Old (Parent And Baby Screening) (15)Cast: Rufus Sewell, Gael Garcia Bernal, Vicky Krieps
Author(s): M Night Shyamalan
Director: M Night Shyamalan
Release Date: 23/07/2021
Running Time: 108mins
Guy, his wife Prisca, 11-year-old daughter Maddox and six-year-old son Trent travel to a tropical paradise only to find that children aren't permitted to play on the nearest beach. Prisca goes online and finds a hidden expanse of golden sand enclosed by rocky cliffs, where her brood can run free. At the cove, the family and other visitors experience rapid ageing and they become convinced that their lives are being compressed into a single day.
LondonNet Film Review
In 1999, M Night Shyamalan guided 11-year-old Haley Joel Osment to a deserved Academy Award nomination as a reluctant medium, who stares into the eyes of Bruce Willis’s disbelieving child psychologist and confides, “I see dead people”. Among six Oscar nods for the film, there were two for Shyamalan’s direction and ingenious script replete with a trademark final reel twist, which he has attempted with diminishing returns in subsequent phantasmagorical nightmares. More than 20 years later, Shyamalan completes the stuttering odyssey from The Sixth Sense to The Complete Nonsense with an outlandish holiday from hell, based on Pierre Oscar Levy and Frederik Peeters’ graphic novel Sandcastle…
Toying sadistically with the flow of time, Old squanders a neat dramatic conceit – a beach where visitors age one year for every 30 minutes spent by the water – with bewildering directorial choices, crude expository dialogue and sluggish pacing that makes it feel like we’re wilting at the same ferocious rate as doomed characters. A gifted international cast including Gael Garcia Bernal, Vicky Krieps and Rufus Sewell are off-kilter, presumably by design, delivering some of their lines without any emotional connection to co-stars and others with derisory overwrought abandon.
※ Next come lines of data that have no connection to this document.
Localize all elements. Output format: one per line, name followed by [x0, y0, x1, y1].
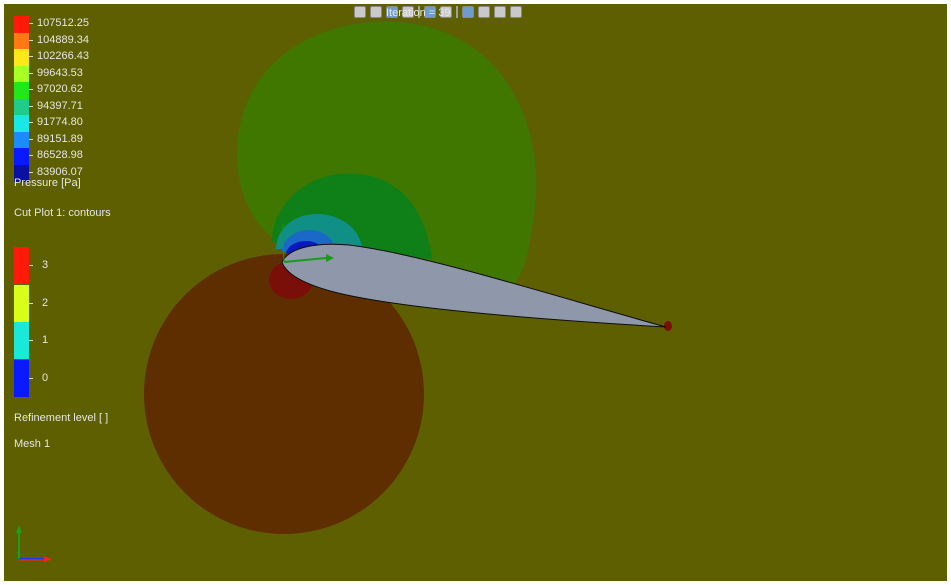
- refinement-legend-row: 3: [14, 247, 74, 284]
- pressure-legend-row: 102266.43: [14, 49, 214, 66]
- legend-color-swatch: [14, 148, 29, 165]
- legend-value-label: 107512.25: [37, 17, 89, 29]
- legend-tick: [29, 265, 33, 266]
- legend-value-label: 86528.98: [37, 149, 83, 161]
- pressure-legend-row: 86528.98: [14, 148, 214, 165]
- zoom-fit-button[interactable]: [354, 6, 366, 18]
- legend-tick: [29, 39, 33, 41]
- refinement-legend-title: Refinement level [ ]: [14, 412, 109, 424]
- legend-color-swatch: [14, 65, 29, 83]
- legend-tick: [29, 89, 33, 90]
- legend-tick: [29, 122, 33, 123]
- legend-value-label: 102266.43: [37, 50, 89, 62]
- pressure-legend-row: 91774.80: [14, 115, 214, 132]
- trailing-edge-marker: [664, 321, 672, 331]
- legend-value-label: 97020.62: [37, 83, 83, 95]
- refinement-legend-row: 0: [14, 359, 74, 397]
- legend-color-swatch: [14, 322, 29, 359]
- pressure-legend-row: 104889.34: [14, 32, 214, 50]
- pressure-legend-row: 89151.89: [14, 131, 214, 149]
- legend-tick: [29, 105, 33, 107]
- pressure-legend-row: 94397.71: [14, 98, 214, 116]
- graphics-viewport[interactable]: Iteration = 39 107512.25 104889.34 102266.…: [4, 4, 947, 581]
- legend-value-label: 94397.71: [37, 99, 83, 112]
- legend-value-label: 91774.80: [37, 116, 83, 128]
- zoom-area-button[interactable]: [370, 6, 382, 18]
- legend-color-swatch: [14, 98, 29, 116]
- legend-tick: [29, 155, 33, 156]
- legend-value-label: 3: [42, 259, 49, 271]
- legend-value-label: 99643.53: [37, 66, 83, 79]
- legend-value-label: 104889.34: [37, 33, 89, 46]
- pressure-legend-row: 99643.53: [14, 65, 214, 83]
- mesh-label: Mesh 1: [14, 438, 51, 450]
- legend-value-label: 2: [42, 296, 49, 309]
- legend-color-swatch: [14, 32, 29, 50]
- global-axes-indicator: [16, 525, 52, 562]
- legend-value-label: 83906.07: [37, 165, 83, 178]
- legend-color-swatch: [14, 16, 29, 33]
- view-settings-button[interactable]: [510, 6, 522, 18]
- legend-tick: [29, 138, 33, 140]
- pressure-legend-title: Pressure [Pa]: [14, 177, 81, 189]
- toolbar-divider: [456, 6, 458, 18]
- pressure-legend-row: 107512.25: [14, 16, 214, 33]
- pressure-legend-row: 97020.62: [14, 82, 214, 99]
- legend-color-swatch: [14, 49, 29, 66]
- legend-color-swatch: [14, 115, 29, 132]
- legend-tick: [29, 171, 33, 173]
- iteration-counter: Iteration = 39: [386, 7, 451, 19]
- legend-value-label: 1: [42, 334, 49, 346]
- legend-tick: [29, 377, 33, 379]
- legend-color-swatch: [14, 82, 29, 99]
- legend-color-swatch: [14, 247, 29, 284]
- legend-tick: [29, 302, 33, 304]
- legend-color-swatch: [14, 131, 29, 149]
- legend-tick: [29, 340, 33, 341]
- refinement-legend-row: 1: [14, 322, 74, 359]
- apply-scene-button[interactable]: [494, 6, 506, 18]
- cut-plot-label: Cut Plot 1: contours: [14, 207, 111, 219]
- legend-tick: [29, 56, 33, 57]
- legend-tick: [29, 72, 33, 74]
- legend-tick: [29, 23, 33, 24]
- refinement-legend-row: 2: [14, 284, 74, 322]
- legend-color-swatch: [14, 284, 29, 322]
- hide-show-button[interactable]: [462, 6, 474, 18]
- legend-color-swatch: [14, 359, 29, 397]
- legend-value-label: 89151.89: [37, 132, 83, 145]
- legend-value-label: 0: [42, 371, 49, 384]
- edit-appearance-button[interactable]: [478, 6, 490, 18]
If there is a method to Shyamalan’s heavily stylised madness, it fails to manifest in 108 minutes of screen time, and certainly not before a convoluted finale that thankfully avoids any ridiculous rug-pulling.
Museum curator Prisca Capa (Krieps) and her actuary husband Guy (Bernal) take their 11-year-old daughter Maddox (Alexa Swinton) and six-year-old son Trent (Nolan River) to a tropical island sanctuary, which she found online. The children are excited when resort manager Nils (Gustaf Hammarsten) offers to arrange a special excursion to a hidden private beach on the same side of the island as a natural preserve. “I only recommend it to certain guests,” smiles Nils.
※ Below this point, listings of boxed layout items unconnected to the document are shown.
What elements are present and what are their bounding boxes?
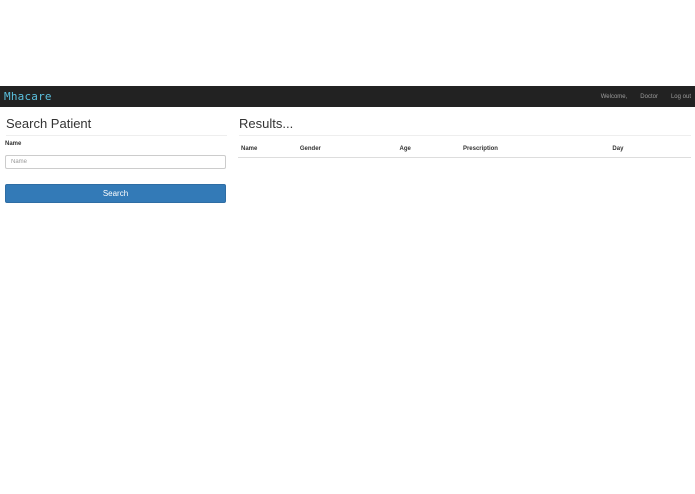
navbar: Mhacare Welcome, Doctor Log out <box>0 86 695 107</box>
results-panel: Results... Name Gender Age Prescription … <box>238 107 691 203</box>
column-header-name: Name <box>238 141 297 158</box>
column-header-prescription: Prescription <box>459 141 610 158</box>
column-header-gender: Gender <box>296 141 397 158</box>
column-header-age: Age <box>396 141 460 158</box>
navbar-right: Welcome, Doctor Log out <box>588 94 691 100</box>
brand-logo[interactable]: Mhacare <box>4 90 52 103</box>
main-content: Search Patient Name Search Results... Na… <box>0 107 695 203</box>
search-button[interactable]: Search <box>5 184 226 203</box>
column-header-day: Day <box>609 141 691 158</box>
logout-link[interactable]: Log out <box>671 94 691 100</box>
results-table: Name Gender Age Prescription Day <box>238 141 691 158</box>
name-label: Name <box>5 141 22 147</box>
name-input[interactable] <box>5 155 226 169</box>
search-panel: Search Patient Name Search <box>5 107 227 203</box>
results-title: Results... <box>239 116 691 136</box>
top-blank-area <box>0 0 695 86</box>
user-link[interactable]: Doctor <box>640 94 658 100</box>
welcome-text: Welcome, <box>600 93 628 100</box>
table-header-row: Name Gender Age Prescription Day <box>238 141 691 158</box>
search-title: Search Patient <box>6 116 227 136</box>
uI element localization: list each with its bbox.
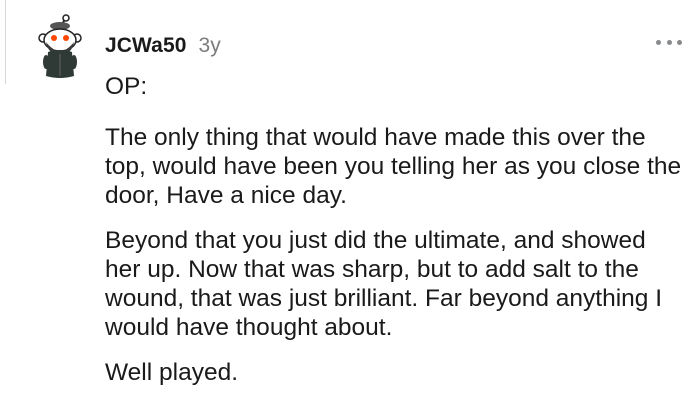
more-dot xyxy=(677,39,682,45)
comment-paragraph: Beyond that you just did the ultimate, a… xyxy=(105,227,663,341)
comment-body: OP: The only thing that would have made … xyxy=(105,72,685,403)
comment-screen: JCWa50 3y OP: The only thing that would … xyxy=(0,0,700,419)
comment-paragraph: OP: xyxy=(105,73,148,100)
username-link[interactable]: JCWa50 xyxy=(105,34,187,58)
avatar-graphic xyxy=(38,14,82,78)
more-dot xyxy=(656,39,661,45)
thread-line[interactable] xyxy=(5,0,6,84)
comment-header: JCWa50 3y xyxy=(105,33,221,59)
comment-paragraph: Well played. xyxy=(105,359,239,386)
comment-paragraph: The only thing that would have made this… xyxy=(105,124,682,209)
comment-age: 3y xyxy=(198,34,221,57)
more-horizontal-icon[interactable] xyxy=(656,32,682,52)
more-dot xyxy=(666,39,672,45)
snoo-avatar-icon[interactable] xyxy=(34,14,86,80)
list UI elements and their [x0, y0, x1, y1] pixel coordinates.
Another family, comprising cardiothoracic surgeon Charles (Sewell), younger wife Chrystal (Abbey Lee), six-year-old daughter Kara (Kyle Bailey) and his mother Agnes (Kathleen Chalfant), join the Capas on the short minibus ride to a perfectly secluded expanse of sand enclosed by rocky cliffs. Celebrated rapper Mid-Sized Sedan (Aaron Pierre), nurse Jarin (Ken Leung) and his wife Patricia (Nikki Amuka-Bird) join the throng, blissfully unaware that every second they spend in sun-kissed paradise takes them closer to oblivion.
Old is a curious meditation on the ageing process, which slips through our fingers like grains of sand, resulting in more furrowed brows and snorts of unintended laughter than gasps of awe and wonder. Bernal and Krieps work incredibly hard to pull sections of their storyline back from the brink of risibility. Shyamalan’s obligatory cameo as the resort’s minibus van driver achieves a low-key naturalism that is somehow denied the rest of the cast or composer Trevor Gureckis’s intrusive, bombastic score.